4.9. Ulcerative Colitis
HBOT has a very good effect on colonic damaged tissues (44). Buchman AL et al. found that HBOT is the first successful treatment in ulcerative colitis, refractory to conventional therapies (45). Gulec et al. concluded that HBOT has beneficial effects on the course of distal colitis and that antioxidant systems may be involved in its mode of action (46). In our study, we did not find detectable differences in QOL of patients. According to authors’ comments, perhaps the reason for lack of evidence on HBOT as a treatment option in a severe attack of UC was the small number of patients (17).
5. Conclusions
HBOT is a safe procedure for disease treatment and improves different aspects of QOL in patients with diabetic foot ulcer, post-concussion syndrome, pelvic radiotherapy, stroke, hidradenitis suppurativa, tonsillar fossa tumor radiotherapy, jaw osteonecrosis, and fibromyalgia syndrome. HBOT is not done in Iran as well as other countries. Policymakers should support hyperbaric medical doctors (M.D.) to establish HBOT chambers for more research and treatment and increase QOL in patients all over the world, especially in Iran. We suggest that HBOT be added to conventional treatment of these patients as an adjuvant.

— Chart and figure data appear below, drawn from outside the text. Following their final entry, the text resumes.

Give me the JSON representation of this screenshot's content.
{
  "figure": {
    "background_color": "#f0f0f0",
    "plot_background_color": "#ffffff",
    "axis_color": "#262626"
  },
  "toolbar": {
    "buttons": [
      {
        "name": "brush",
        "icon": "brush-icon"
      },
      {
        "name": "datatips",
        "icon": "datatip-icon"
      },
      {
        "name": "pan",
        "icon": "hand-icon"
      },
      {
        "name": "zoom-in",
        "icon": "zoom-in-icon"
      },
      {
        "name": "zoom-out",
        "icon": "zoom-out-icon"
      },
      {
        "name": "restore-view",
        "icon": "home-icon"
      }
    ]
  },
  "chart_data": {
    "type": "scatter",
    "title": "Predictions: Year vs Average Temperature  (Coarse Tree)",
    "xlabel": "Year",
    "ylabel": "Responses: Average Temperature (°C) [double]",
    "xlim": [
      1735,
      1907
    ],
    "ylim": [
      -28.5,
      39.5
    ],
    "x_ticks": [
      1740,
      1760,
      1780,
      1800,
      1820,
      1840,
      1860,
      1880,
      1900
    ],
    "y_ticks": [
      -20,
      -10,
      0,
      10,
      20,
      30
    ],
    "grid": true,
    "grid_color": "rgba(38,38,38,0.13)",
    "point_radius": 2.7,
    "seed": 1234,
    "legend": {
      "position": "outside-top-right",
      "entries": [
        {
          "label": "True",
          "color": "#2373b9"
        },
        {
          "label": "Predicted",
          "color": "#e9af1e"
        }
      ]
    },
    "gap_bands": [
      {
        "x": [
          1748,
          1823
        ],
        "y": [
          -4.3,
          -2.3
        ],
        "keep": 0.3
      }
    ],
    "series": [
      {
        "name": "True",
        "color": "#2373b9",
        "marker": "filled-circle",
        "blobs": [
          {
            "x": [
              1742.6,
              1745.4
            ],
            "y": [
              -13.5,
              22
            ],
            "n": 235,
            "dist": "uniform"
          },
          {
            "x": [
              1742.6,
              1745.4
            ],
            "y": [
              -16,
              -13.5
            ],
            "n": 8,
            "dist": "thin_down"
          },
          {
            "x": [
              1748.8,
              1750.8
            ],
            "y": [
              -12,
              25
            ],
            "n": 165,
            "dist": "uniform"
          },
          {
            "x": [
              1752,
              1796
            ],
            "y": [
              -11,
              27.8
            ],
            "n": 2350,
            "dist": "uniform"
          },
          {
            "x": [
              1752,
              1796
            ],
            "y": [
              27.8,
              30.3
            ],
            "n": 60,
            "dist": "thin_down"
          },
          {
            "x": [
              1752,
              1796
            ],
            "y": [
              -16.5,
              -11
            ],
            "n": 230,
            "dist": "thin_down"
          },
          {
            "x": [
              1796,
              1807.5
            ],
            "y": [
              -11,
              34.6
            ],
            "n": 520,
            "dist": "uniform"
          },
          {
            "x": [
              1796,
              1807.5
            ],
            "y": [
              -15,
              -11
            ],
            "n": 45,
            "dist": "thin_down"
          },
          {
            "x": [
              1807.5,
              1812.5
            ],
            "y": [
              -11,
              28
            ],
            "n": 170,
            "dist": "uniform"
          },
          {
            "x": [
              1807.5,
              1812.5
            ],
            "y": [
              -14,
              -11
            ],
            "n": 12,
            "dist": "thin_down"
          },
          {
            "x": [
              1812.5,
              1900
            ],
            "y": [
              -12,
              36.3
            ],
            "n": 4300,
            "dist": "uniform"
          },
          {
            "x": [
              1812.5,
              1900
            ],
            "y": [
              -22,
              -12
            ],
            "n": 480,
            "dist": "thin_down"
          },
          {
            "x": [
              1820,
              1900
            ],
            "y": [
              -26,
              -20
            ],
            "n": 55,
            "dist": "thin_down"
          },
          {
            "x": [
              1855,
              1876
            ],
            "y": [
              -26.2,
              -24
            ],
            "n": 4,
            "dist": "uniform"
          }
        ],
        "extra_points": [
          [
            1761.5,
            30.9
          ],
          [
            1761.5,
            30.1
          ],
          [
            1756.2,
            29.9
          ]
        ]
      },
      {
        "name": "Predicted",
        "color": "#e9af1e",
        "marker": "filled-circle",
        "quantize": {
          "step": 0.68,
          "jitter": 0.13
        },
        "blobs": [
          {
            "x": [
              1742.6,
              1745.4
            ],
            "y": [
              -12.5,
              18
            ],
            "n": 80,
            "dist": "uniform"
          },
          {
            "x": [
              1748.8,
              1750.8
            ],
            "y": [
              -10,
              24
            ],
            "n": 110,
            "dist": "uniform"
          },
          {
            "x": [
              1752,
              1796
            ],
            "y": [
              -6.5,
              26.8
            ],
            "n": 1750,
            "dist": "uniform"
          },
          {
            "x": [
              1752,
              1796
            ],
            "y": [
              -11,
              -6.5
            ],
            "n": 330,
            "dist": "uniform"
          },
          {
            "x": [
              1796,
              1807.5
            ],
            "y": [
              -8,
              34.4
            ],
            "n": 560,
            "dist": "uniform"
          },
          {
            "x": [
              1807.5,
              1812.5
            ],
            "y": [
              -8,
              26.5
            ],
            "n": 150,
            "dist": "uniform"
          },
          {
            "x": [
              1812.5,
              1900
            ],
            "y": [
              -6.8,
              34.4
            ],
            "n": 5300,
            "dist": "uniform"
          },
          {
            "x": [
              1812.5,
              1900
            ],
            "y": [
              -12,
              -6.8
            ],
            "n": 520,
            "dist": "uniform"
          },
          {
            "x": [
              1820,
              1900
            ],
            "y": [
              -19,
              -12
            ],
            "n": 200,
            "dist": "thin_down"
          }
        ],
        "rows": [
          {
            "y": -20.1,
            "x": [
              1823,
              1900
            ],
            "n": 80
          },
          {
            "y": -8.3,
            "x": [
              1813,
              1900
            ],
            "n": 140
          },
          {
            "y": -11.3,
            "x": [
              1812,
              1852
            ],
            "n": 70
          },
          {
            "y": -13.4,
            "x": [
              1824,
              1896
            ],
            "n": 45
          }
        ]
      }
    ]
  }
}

The main limitation of our systematic review was the lack of numerous RCTs for treatment of different types of diseases. Most articles were prospective studies without clinical trials. The best suggestion is designing appropriate RCTs with large sample size to gain robust evidence about HBOT benefits, failures, and complications in treatment of different types of diseases in the world.